The particular issue we talked about was pacing. A number of reviews picked out the pacing of the book as a failing in a 'what were you thinking' kind of way. As if Peat might be reading the review and suddenly (see diagram above) apply palm to forehead and say "OMFG! The pacing, I forgot all about that... what the hell was I thinking."
The complaint (far from universal) was that over the course of the book the actual progression of the foremost timeline is modest. [I have previously blogged on the issue of 'There is no NOW in storyland']. And additionally that the war on the demons makes only modest advances.
This takes us back to Chuck Wendig's point. In Peter Brett's five-book Demon Cycle there is a war between humans and demons. The demons are fascinating and we know little about them, gaining knowledge as we go. The reader wants (and I feel that desire as I read) to know about the demons. The reader wants to see the demons confronted, beaten, chased down into their world. The reader wants to meet the demon queen, learn the mysteries, the why and wherefore of it all...
The plain fact though is that we could have all that information spilled on us in 50 pages (10 probably) and we'd sit there holding the shards of the ruined story saying, 'Oh!' and realising far too late that we'd broken what we tried to reach for, like a baby trying to clutch the irridescence of a bubble.
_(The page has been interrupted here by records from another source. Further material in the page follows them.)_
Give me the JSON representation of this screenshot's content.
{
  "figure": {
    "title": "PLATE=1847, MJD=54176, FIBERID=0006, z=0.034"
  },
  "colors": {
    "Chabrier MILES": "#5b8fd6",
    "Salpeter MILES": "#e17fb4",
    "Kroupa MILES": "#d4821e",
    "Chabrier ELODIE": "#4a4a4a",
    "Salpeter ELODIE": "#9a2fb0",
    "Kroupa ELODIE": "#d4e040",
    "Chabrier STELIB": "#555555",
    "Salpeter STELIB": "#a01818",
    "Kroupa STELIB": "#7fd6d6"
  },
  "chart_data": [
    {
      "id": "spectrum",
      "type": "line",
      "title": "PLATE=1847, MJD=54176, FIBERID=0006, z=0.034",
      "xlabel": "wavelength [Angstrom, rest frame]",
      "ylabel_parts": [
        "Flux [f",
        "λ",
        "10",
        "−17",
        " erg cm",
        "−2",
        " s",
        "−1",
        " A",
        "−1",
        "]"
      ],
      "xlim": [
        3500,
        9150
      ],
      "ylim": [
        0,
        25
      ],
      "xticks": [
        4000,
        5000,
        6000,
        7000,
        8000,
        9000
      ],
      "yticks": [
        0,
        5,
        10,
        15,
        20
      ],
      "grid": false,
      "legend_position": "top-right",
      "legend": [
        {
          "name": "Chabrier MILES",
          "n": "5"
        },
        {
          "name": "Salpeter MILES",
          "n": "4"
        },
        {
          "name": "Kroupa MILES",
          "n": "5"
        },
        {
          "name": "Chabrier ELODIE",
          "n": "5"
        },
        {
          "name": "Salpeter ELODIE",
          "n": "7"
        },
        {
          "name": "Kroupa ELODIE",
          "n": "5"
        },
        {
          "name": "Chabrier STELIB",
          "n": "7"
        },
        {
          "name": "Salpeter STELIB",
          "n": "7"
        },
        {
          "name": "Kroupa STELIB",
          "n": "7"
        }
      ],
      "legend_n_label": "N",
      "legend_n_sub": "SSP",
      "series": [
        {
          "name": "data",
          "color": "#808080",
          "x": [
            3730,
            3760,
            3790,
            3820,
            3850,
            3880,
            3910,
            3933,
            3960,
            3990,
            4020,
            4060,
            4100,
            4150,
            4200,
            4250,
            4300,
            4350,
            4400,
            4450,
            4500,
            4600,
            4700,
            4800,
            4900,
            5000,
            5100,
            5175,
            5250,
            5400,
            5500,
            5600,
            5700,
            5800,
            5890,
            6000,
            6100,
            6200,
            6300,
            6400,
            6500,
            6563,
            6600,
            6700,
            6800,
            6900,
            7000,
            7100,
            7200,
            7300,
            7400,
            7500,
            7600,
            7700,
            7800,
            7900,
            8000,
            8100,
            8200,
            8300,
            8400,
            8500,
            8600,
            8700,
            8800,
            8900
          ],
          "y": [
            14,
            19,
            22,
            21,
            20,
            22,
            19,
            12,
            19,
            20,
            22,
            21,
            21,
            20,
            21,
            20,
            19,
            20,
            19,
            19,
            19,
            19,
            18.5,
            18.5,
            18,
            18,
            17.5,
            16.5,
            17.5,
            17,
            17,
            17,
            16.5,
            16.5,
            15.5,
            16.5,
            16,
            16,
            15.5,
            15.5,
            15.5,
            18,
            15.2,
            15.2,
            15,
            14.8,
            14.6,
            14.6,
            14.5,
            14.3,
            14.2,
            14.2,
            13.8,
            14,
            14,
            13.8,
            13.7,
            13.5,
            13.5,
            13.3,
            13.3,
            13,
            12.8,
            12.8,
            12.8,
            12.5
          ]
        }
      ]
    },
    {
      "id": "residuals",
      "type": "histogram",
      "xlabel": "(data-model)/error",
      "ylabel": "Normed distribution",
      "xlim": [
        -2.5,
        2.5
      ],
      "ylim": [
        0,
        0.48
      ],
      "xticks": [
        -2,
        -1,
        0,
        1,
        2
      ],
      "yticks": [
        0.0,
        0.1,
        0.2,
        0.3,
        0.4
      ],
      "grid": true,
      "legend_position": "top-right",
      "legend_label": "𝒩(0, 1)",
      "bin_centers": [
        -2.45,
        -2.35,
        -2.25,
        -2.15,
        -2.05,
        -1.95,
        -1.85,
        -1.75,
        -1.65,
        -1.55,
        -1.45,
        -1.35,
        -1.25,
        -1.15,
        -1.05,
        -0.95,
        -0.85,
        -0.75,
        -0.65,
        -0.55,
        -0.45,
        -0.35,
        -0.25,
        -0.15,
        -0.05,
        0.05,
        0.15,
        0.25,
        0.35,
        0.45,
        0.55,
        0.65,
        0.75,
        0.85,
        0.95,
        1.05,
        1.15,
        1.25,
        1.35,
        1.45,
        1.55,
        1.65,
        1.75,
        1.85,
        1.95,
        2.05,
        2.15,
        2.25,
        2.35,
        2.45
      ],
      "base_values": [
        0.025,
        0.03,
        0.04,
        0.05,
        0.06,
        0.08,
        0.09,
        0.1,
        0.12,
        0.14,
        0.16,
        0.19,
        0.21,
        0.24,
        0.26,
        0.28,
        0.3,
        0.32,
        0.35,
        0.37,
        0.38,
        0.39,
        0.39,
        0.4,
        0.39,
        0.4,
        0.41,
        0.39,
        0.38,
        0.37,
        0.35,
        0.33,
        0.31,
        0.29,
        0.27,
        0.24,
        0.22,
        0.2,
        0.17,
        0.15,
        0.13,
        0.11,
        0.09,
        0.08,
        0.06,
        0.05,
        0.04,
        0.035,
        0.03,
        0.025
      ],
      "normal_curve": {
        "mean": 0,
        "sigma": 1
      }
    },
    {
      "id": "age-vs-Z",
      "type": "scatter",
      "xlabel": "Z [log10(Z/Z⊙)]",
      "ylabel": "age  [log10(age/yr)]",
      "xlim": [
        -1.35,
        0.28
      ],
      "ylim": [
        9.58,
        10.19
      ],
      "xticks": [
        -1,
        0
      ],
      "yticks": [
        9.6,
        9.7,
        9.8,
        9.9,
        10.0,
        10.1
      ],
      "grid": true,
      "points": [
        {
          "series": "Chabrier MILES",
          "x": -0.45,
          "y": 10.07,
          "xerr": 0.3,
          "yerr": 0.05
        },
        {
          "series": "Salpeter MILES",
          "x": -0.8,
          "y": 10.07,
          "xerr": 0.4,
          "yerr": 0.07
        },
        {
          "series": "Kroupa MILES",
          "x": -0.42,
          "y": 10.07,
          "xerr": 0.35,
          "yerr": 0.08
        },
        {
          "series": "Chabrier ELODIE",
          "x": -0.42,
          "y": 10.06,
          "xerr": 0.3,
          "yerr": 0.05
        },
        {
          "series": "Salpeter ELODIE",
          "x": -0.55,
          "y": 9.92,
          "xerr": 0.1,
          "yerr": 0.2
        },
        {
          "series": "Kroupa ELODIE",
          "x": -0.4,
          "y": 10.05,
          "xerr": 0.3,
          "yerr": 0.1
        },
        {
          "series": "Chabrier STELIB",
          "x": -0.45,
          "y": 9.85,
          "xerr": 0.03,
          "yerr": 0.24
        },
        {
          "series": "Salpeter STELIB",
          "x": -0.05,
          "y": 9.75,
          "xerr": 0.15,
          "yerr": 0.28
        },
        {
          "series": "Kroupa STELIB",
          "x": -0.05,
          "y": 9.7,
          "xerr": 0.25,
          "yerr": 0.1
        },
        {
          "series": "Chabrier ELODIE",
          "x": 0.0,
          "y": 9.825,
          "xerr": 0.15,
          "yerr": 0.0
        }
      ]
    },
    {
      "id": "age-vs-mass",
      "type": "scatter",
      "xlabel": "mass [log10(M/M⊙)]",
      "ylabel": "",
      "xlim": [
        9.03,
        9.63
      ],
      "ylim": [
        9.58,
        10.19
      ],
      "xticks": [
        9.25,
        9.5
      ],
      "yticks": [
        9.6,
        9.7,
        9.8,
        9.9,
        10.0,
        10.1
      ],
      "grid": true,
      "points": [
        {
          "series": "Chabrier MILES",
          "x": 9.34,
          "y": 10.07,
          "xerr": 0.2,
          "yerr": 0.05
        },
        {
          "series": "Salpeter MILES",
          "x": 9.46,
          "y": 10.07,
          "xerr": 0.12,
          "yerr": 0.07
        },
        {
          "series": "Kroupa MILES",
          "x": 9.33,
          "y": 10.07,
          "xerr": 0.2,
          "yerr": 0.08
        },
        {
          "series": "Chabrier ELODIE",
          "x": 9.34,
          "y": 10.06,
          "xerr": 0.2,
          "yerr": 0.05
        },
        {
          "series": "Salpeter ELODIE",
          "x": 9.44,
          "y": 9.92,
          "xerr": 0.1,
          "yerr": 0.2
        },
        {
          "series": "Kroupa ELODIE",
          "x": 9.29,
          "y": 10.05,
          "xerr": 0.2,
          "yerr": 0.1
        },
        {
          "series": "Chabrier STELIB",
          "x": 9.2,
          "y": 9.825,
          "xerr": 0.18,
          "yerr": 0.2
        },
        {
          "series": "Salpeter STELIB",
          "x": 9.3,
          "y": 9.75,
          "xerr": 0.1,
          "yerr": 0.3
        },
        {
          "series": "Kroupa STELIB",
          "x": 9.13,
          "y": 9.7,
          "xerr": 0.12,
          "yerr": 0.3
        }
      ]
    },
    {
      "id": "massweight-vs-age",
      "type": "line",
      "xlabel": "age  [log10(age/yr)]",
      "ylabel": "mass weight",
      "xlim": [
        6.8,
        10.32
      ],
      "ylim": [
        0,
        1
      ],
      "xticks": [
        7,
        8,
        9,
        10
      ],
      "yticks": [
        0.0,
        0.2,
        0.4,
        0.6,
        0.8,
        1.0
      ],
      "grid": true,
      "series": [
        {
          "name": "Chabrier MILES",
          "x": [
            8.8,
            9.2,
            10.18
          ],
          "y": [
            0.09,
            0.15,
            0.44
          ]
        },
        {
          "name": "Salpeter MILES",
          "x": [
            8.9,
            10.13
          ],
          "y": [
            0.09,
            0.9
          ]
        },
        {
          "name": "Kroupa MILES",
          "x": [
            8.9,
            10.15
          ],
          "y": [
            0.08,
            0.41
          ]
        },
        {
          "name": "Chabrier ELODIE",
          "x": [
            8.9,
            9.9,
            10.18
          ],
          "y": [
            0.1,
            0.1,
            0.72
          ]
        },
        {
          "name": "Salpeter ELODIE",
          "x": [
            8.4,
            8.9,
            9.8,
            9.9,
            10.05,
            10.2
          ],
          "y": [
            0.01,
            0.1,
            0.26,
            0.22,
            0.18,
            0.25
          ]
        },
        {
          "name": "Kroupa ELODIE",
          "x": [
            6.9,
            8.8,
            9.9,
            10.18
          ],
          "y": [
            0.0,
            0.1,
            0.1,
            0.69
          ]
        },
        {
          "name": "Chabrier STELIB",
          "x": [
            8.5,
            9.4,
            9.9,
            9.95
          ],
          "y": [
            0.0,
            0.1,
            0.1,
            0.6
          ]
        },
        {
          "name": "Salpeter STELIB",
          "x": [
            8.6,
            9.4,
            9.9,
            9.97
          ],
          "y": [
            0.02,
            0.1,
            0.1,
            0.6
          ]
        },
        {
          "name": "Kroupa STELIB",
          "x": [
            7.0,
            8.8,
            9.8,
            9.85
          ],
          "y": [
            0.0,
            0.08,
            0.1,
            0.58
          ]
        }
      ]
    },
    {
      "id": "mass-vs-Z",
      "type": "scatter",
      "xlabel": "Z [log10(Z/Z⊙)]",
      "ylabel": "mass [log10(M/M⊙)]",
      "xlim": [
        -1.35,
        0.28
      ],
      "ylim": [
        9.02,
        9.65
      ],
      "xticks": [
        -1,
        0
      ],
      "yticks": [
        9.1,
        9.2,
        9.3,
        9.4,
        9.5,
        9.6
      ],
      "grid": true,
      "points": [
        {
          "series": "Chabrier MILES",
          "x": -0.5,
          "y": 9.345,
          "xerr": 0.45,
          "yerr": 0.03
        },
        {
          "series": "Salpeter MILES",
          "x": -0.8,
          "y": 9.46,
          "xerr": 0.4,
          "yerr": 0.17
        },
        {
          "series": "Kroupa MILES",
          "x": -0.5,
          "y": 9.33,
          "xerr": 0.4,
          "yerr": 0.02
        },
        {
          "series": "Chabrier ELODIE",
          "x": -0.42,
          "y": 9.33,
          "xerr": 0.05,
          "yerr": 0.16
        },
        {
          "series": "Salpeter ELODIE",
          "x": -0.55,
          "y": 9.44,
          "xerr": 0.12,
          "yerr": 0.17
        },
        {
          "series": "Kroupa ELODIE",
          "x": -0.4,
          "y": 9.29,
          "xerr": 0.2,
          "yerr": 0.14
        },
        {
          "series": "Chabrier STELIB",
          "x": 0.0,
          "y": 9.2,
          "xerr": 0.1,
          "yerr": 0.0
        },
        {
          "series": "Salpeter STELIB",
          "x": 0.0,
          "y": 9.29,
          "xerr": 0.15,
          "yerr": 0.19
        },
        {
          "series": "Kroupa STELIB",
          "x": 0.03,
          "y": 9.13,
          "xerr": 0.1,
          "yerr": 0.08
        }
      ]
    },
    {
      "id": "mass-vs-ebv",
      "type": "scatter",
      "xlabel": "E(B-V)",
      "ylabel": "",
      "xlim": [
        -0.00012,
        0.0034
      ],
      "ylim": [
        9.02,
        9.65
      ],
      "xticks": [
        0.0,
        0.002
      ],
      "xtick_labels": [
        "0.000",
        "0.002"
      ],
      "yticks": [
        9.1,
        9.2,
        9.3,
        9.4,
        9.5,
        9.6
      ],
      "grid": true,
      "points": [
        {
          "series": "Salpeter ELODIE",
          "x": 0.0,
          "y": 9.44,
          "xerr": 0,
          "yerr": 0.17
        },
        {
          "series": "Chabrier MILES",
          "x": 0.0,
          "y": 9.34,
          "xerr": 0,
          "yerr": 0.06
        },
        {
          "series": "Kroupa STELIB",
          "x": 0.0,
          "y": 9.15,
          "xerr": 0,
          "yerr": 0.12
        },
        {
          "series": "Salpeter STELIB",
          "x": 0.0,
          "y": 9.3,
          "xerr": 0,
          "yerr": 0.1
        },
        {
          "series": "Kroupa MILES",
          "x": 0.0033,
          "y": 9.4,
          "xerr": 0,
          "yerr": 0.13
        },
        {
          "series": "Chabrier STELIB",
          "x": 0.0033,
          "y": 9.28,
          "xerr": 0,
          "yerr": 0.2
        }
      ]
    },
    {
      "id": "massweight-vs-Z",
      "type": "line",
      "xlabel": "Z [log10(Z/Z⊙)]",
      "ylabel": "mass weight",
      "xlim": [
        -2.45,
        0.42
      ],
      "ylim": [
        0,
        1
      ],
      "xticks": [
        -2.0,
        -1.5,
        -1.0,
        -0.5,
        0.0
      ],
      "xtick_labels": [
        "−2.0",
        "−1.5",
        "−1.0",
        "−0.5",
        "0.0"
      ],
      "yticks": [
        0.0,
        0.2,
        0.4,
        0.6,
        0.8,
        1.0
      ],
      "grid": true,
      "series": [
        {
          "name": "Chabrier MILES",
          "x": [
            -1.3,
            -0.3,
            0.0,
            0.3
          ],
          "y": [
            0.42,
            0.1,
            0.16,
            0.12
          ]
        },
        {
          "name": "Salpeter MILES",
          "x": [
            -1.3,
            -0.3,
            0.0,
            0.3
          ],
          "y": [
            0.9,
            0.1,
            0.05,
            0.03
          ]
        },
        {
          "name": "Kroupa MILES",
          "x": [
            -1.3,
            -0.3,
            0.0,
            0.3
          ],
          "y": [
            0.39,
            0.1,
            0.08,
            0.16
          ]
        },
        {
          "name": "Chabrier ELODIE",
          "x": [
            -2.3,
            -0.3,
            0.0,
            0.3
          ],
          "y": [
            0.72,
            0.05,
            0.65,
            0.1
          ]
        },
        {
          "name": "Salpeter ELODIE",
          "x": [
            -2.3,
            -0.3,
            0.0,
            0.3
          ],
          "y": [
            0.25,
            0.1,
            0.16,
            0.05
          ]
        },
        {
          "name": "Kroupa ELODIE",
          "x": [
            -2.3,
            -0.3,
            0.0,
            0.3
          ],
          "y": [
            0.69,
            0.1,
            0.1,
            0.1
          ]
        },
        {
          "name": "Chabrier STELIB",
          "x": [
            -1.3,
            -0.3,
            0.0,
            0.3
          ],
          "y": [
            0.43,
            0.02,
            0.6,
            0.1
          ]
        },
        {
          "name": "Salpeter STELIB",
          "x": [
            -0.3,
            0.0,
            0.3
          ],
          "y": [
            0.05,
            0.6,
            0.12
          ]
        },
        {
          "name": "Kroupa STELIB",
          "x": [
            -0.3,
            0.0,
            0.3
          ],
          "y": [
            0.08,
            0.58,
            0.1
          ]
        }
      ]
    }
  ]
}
(Fire Demon - by Luke Fielding)
Moreover - although the demons are fascinating... THE ARE NOT THE STORY. They are the pressure. The characters are the story and Brett puts them under pressure so we can see into them, so they can be exercised in front of us, so their story is driven on. And their story doesn't exist in any pretend 'now'. I'm learning about and enjoying the dynamics of these characters whether the things I'm being told about happened twenty years 'before' or 'right now' ... it's on the page in front of me - that's what matters. And the pace that really makes the difference to my enjoyment is the pace of the story about these people - not how rapidly the global conflict with demonkind is collapsed around me.
So that's the choice that Peat made here, not a mistake in pacing but a writing choice. It's a choice that like every important writing choice will work for some and not for others. It worked for me, it worked for a lot of people... check it out and see how it works for you.
Another truism of writing is that 'boss battles' are often anticlimactic. Even in video gaming boss battles often suck compared to the journey of reaching them. We think we want to see X confront Y and sort this out once and for all... but really, that's not the resolution we're looking for.
At the end of the day writing is a strip tease. The story could walk on and toss all its clothes on the floor in five seconds flat. you might think you want that - the story wants you to think you want that - but it's not going to give it to you because if it did you'd want your money back.